Magura hydraulic rim brakes are indeed badass. But they are also a pain in the ass because they are hydraulic, and because they have fiddly mechanisms to release them for wheel removal. And they are very expensive compared to regular cable brakes, and they are not field serviceable. I own some, but I don't have them installed on anything because they are not worth their shortcomings to me.
There are two things you can do, besides painstaking adjustment, to make your existing brakes deliver their best:
1) Kool Stop Salmon compound pads. They are the best available by pretty much any measure. Dry friction, wet friction, longevity, minimal rim wear, and resistance to hardening are all unsurpassed.
2) Add a
brake booster. This helps keep the brake mounting bosses from flexing and moving out of alignment when the brake is applied. It really works. To find brake boosters anymore, go to eBay and search for
"cantilever brake booster". Most Magura hydraulic rim brakes have boosters, which is half the reason they do such a good job.
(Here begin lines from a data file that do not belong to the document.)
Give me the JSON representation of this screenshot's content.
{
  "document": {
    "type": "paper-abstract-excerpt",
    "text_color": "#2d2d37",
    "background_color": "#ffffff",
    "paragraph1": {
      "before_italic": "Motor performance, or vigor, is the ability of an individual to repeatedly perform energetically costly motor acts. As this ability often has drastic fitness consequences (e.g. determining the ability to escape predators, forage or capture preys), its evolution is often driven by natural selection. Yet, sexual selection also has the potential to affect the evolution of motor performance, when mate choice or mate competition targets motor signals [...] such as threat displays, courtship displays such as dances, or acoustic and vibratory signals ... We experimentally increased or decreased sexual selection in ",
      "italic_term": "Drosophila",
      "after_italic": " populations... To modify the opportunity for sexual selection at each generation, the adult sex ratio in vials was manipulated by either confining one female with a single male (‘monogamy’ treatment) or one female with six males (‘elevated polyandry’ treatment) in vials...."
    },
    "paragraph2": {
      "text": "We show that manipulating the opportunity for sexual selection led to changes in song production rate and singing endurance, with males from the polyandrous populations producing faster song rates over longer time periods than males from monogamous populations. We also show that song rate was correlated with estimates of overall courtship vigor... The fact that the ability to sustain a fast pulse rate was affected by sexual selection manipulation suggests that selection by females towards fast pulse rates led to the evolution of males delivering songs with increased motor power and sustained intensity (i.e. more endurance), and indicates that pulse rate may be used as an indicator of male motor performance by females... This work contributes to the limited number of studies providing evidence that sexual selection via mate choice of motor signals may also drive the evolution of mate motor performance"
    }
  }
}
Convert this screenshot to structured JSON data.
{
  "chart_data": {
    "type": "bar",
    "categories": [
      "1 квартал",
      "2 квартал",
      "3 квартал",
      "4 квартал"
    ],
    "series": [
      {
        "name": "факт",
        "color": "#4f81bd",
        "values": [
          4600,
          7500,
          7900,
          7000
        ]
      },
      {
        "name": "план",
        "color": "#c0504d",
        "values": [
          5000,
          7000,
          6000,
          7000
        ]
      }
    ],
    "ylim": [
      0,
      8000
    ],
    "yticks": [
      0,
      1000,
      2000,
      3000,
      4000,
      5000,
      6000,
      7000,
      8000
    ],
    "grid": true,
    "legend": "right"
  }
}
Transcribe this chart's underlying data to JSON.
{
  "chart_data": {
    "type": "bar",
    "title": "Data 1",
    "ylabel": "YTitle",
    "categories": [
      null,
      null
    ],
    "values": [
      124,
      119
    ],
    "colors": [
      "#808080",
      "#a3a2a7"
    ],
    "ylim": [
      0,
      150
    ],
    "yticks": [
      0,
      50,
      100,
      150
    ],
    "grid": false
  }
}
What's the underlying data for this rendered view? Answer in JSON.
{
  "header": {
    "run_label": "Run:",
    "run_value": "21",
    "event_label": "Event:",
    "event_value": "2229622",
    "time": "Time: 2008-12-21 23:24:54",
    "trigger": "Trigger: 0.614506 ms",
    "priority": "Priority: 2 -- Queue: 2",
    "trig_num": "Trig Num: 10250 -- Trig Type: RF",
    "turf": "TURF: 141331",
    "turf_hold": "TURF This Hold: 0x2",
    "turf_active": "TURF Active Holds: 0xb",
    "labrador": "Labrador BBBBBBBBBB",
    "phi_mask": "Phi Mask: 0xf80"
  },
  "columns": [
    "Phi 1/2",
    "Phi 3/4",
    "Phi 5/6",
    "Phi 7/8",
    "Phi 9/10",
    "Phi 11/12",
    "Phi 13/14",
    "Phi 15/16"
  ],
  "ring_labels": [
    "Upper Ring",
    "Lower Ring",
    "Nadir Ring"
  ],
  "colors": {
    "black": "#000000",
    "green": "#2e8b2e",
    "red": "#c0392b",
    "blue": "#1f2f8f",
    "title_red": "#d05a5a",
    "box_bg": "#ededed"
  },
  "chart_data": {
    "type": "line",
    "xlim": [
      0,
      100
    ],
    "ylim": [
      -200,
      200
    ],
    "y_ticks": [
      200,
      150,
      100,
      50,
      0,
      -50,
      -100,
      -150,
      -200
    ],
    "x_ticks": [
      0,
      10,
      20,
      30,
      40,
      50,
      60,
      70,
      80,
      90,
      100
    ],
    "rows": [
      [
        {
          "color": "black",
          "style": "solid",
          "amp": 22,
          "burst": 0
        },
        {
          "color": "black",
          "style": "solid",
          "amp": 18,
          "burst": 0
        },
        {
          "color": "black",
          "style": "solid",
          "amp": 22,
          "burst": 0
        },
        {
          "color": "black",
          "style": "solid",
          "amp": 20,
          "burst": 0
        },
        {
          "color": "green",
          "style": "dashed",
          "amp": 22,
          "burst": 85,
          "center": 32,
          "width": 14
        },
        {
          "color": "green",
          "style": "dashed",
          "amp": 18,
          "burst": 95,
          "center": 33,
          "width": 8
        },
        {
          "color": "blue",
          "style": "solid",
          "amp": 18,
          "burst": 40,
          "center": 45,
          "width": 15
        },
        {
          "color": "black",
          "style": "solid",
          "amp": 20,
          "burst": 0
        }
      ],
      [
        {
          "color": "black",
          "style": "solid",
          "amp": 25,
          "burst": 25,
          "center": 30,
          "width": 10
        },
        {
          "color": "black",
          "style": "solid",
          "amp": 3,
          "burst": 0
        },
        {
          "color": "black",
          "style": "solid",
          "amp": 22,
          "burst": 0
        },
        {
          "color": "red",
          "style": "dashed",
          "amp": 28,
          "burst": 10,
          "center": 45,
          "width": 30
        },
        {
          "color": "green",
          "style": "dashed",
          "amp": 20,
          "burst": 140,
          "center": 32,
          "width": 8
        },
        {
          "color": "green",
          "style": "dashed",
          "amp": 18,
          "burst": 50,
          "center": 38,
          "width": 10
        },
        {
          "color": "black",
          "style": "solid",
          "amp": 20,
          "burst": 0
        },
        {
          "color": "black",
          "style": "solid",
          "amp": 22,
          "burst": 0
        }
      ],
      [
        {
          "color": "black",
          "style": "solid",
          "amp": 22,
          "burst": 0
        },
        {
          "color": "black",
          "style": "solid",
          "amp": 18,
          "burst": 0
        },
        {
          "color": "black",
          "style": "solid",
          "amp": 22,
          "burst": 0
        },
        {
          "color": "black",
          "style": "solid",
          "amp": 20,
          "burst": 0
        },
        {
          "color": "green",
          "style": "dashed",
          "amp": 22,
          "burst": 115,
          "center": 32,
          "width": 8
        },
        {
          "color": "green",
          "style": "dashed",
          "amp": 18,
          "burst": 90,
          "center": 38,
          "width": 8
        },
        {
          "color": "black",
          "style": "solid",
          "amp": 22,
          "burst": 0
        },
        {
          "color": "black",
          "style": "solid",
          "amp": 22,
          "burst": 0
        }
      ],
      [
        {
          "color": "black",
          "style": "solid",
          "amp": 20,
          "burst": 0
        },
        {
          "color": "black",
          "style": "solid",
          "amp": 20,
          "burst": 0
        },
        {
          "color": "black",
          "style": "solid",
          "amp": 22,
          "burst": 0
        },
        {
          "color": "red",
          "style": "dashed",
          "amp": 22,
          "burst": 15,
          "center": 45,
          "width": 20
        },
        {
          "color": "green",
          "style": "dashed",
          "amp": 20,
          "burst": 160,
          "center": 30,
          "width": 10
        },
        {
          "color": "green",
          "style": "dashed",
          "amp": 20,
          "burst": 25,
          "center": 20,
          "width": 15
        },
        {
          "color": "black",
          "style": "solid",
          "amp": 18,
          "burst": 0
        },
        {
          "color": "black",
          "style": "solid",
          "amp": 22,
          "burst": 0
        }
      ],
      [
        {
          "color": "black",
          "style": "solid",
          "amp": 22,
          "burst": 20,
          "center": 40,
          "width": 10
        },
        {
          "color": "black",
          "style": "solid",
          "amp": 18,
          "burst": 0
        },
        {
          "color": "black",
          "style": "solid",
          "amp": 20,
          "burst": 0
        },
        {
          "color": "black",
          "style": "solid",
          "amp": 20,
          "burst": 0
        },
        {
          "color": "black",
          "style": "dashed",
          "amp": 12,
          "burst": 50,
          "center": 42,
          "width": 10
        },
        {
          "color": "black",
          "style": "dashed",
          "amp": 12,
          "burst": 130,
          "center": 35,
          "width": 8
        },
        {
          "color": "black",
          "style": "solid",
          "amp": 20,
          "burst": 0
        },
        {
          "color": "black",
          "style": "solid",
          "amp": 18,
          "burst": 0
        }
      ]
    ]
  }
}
As for what constitutes painstaking adjustment: Make sure the pad is aligned from top to bottom against the rim surface when it makes contact. The heel of the pad should sit away from the rim by about 1.5mm when the toe of the pad makes contact. I adjust the front tip of the pad about 1-2mm from the outer edge of the rim, with the rear end of the pad about 1.5mm lower on the rim (to be pulled into alignment by braking forces). Cut cable housings to such a length as to enter each fitting tangent to the curve. Grind all housing ends flat and square. Use die-drawn ("slick") stainless steel cables. Adjust cable slack to bring pads into full engagement about 1/3 of the way through the lever's stroke.